Thanks to Rasmus Bro, Nikos Sidiropoulos, Aravindan Vijayaraghavan, and Aditya Bhaskara for helpful discussions on this topic and contributions to this post.
Summary
In many papers on tensor decomposition since 2014, the simultaneous diagonalization algorithm is incorrectly referenced as Jennrich’s algorithm. This method should not be attributed to Jennrich or even Harshman (1970) but instead referred to simply as the simultaneous diagonalization method. The best single reference for the algorithm is Leurgans, Ross, and Abel (1993), though other relevant papers can also be cited as discussed further in this post.
Background
The CP tensor decomposition was first discovered by Hitchcock (1927) and then rediscovered independently in 1970 by two groups who also each proposed the same algorithm for computing it:
R. A. Harshman (1970). Foundations of the PARAFAC procedure: Models and conditions for an “explanatory” multi-modal factor analysis, UCLA working papers in phonetics, 16:1-84
J. D. Carroll, and J. J. Chang (1970).Analysis of individual differences in multidimensional scaling via an N-way generalization of “Eckart-Young” decomposition, Psychometrika, 35:283-319
Harshman’s paper credits Robert Jennrich for the algorithm (and a proof of uniqueness). The algorithm that Jennrich proposed in Harshman (1970) is not Simultaneous Diagonalization but instead Alternating Least Squares, the same as that proposed by Carroll and Chang. Here is an excerpt from Harshman (1970) that specifies the algorithm:
The simultaneous diagonalization algorithm wrongly credited to Jennrich has an interesting history that is discussed in detail in Appendix 6.A of A. Smilde, R. Bro, and P. Geladi (2004), Multi-Way Analysis: Applications in the Chemical Sciences, Wiley. See also the background discussion in L. De Lathauwer, B. De Moor, and J. Vandewalle (2004), Computation of the Canonical Decomposition by Means of a Simultaneous Generalized Schur Decomposition, SIAM J. Matrix Analysis and Applications, 26:295-327. (see also Further Reading below).

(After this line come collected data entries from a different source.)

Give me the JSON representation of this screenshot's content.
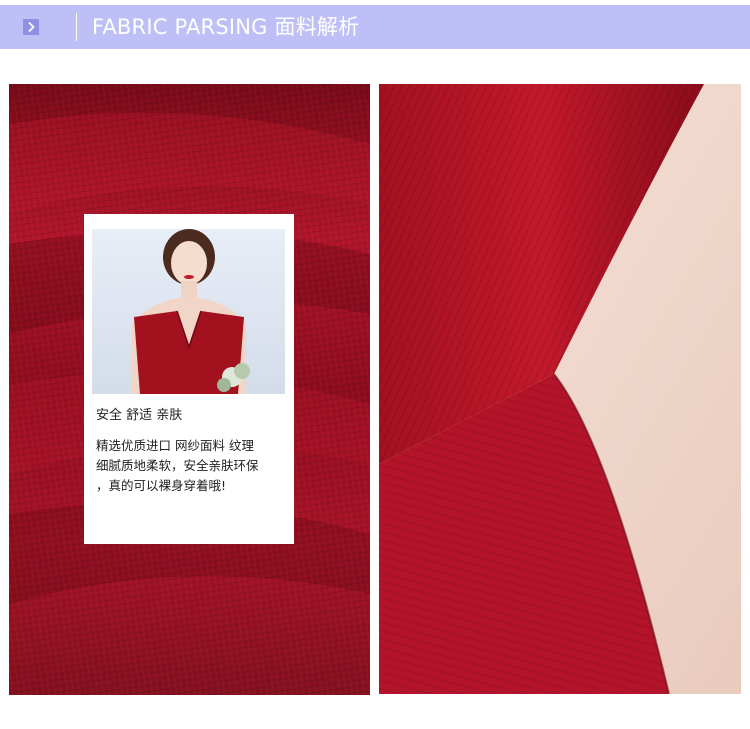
{
  "header": {
    "title": "FABRIC PARSING 面料解析",
    "bar_color": "#bfbff7",
    "icon": "chevron-right-icon"
  },
  "info_card": {
    "heading": "安全 舒适 亲肤",
    "body_lines": [
      "精选优质进口 网纱面料 纹理",
      "细腻质地柔软，安全亲肤环保",
      "，真的可以裸身穿着哦!"
    ]
  },
  "colors": {
    "fabric_red": "#9c0f1f",
    "fabric_dark": "#6a0814",
    "skin": "#f2dcd0"
  }
}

For these reasons, this method has no obvious progenitor for whom it should be named, and the most apropos single reference is
- S. E. Leurgans, R. T. Ross, and R. B. Abel (1993). A Decomposition for Three-Way Arrays, SIAM J. Matrix Analysis and Applications, 14:1064-1083
The “real” Jennrich’s algorithm is BETTER!
The simultaneous diagonalization only works for three-way tensors and
is numerically finicky.
There are robust MATLAB implementations of simultaneous diagonalization in both N-way Toolbox (nwy_dtld
) and TensorLab (tlb_sd
), so we
compare these to the “real” Jennrich’s algorithm,
which is the well-known Alternating Least Squares (ALS).
We do this on a tensor of size $25 \times 20 \times 15$
with rank $r=10$ and 20% noise and correlated columns
in the factor matrices (congruency of 0.8).
The ALS method achieves a better fit of 0.81 versus 0.80
for simultaneous diagonalization and, more importantly,
a much better correlation with the noise-free solution of 0.925 versus 0.651.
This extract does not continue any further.